Le principal élément de preuve du SBS/AHT, considéré comme une preuve absolue de secousses, est l'existence d'aveux de secousse obtenus lors des interrogatoires de police après que le diagnostic ait été posé à l'hôpital et communiqué aux enquêteurs et au prévenu. Les médecins enseignent aux policiers que les secousses sont la seule explication possible des symptômes de l’enfant et qu’ils ont dû se produire juste avant l’effondrement de l’enfant. Si certaines confessions sont authentiques, beaucoup sont fausses; celles-ci peuvent être dues à des suggestions policières, à des déclarations de culpabilité destinées à profiter à l'autre parent (combien de pères m'ont dit s'être sacrifiés pour laisser l'enfant retourner chez l'autre parent), à des aveux de gestes mineurs interprétés comme des « descriptions mensongères ». » de secousses violentes, ou simplement du manque de fiabilité de la mémoire humaine. La fréquence de tels faux aveux est scientifiquement bien documentée dans de nombreuses situations, notamment dans le contexte stressant de l’effondrement ou de la mort subite du bébé.
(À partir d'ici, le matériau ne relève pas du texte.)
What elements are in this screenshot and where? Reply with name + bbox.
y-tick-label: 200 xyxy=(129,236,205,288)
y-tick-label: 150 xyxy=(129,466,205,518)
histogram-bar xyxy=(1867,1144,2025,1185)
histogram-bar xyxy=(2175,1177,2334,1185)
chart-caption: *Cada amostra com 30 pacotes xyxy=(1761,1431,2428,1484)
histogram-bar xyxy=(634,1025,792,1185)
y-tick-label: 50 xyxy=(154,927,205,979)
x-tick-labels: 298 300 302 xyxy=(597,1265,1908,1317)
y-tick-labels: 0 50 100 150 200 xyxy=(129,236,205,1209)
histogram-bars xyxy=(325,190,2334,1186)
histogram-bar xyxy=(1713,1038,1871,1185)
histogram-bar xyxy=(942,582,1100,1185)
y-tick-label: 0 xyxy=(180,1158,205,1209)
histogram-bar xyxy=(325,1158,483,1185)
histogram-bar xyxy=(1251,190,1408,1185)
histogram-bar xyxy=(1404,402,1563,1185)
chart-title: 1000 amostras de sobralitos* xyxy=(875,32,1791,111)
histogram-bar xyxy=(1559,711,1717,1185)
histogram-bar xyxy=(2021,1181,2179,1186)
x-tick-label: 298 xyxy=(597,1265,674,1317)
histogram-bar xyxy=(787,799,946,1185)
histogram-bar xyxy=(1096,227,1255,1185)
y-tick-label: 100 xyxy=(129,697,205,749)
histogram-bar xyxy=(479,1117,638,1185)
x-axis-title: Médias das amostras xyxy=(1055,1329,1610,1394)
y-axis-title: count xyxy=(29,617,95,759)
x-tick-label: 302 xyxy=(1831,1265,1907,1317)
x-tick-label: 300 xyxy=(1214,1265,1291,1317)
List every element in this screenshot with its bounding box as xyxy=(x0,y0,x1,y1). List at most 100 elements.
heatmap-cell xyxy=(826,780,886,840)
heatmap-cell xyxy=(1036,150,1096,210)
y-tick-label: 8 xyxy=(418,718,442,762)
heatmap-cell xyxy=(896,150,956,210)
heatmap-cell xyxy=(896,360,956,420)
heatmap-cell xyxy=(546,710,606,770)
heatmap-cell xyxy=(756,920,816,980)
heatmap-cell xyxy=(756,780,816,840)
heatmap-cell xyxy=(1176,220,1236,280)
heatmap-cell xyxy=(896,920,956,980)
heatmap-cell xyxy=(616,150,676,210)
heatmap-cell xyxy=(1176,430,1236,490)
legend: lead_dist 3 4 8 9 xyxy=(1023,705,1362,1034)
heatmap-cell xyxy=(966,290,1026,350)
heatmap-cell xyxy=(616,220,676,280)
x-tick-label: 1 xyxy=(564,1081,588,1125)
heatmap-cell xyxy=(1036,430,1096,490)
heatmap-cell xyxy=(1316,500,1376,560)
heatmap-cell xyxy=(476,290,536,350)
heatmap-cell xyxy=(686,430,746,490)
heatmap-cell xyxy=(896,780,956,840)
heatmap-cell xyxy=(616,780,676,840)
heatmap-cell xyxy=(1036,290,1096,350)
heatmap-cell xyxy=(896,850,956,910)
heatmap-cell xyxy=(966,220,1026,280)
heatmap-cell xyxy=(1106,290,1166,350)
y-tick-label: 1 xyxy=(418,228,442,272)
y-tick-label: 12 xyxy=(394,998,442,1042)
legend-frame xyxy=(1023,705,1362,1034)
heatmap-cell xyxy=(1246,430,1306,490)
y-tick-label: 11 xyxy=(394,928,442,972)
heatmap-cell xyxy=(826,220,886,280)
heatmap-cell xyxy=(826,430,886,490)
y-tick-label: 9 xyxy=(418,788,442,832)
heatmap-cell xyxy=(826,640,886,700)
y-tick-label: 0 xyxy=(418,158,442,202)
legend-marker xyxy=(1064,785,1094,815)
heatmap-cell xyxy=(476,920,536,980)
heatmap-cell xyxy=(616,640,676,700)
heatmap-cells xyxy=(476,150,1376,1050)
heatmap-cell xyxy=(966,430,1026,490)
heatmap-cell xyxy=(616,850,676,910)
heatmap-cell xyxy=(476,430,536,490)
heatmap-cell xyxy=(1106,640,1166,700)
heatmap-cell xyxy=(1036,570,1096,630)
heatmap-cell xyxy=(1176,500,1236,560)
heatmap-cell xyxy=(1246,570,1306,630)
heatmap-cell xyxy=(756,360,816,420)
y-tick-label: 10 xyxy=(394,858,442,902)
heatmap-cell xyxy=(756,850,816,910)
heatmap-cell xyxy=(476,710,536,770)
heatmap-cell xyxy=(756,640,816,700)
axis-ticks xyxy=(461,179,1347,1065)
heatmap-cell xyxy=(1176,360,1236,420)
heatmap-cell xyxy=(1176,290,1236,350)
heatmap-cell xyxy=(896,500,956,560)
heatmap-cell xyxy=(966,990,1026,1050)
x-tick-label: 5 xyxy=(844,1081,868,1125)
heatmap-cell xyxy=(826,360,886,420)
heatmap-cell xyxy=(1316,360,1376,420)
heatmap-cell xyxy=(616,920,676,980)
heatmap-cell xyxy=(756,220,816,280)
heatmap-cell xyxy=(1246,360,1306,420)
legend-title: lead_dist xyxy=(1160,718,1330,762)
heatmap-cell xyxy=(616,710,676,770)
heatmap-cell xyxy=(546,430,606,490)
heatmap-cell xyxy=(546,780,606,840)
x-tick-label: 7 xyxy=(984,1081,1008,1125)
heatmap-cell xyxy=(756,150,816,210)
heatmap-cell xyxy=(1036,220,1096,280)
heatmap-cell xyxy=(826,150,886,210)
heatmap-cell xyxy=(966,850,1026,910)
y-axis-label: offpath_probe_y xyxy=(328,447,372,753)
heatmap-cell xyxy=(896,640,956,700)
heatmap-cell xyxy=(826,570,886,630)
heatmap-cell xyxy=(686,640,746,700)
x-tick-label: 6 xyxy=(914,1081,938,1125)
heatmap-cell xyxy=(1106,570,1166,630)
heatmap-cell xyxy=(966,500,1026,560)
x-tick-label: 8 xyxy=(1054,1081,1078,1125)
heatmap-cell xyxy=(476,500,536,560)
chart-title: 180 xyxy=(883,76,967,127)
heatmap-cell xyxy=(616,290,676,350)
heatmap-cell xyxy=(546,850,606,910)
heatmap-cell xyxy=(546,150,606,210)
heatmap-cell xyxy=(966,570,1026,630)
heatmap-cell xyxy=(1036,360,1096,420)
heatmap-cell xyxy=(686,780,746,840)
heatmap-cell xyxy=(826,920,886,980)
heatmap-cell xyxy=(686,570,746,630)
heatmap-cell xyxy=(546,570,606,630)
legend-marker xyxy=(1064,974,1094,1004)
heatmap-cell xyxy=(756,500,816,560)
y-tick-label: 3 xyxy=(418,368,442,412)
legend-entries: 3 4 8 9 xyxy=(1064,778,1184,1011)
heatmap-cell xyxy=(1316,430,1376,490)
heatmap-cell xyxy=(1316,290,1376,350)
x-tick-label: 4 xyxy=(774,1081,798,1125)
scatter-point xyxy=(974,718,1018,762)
D’un autre côté, il existe des dizaines de cas documentés de témoignages de secousses, de bébés secoués enregistrés sur vidéo et d’aveux spontanés de secousses, mais sans hémorragie sous-durale et rétinienne. En fait, il n’existe pratiquement aucun cas connu d’événement documenté de manière fiable de bébé secoué violement sans impact sur un bébé en bonne santé, entraînant une hémorragie sous-durale et rétinienne isolée (des marqueurs supplémentaires de traumatisme seraient attendus dans de tels cas). En revanche, il y a eu de nombreux cas de chutes courtes enregistrées ou observées sur vidéo, aboutissant à ces conclusions médicales, considérées comme « impossibles » par l’hypothèse des secousses.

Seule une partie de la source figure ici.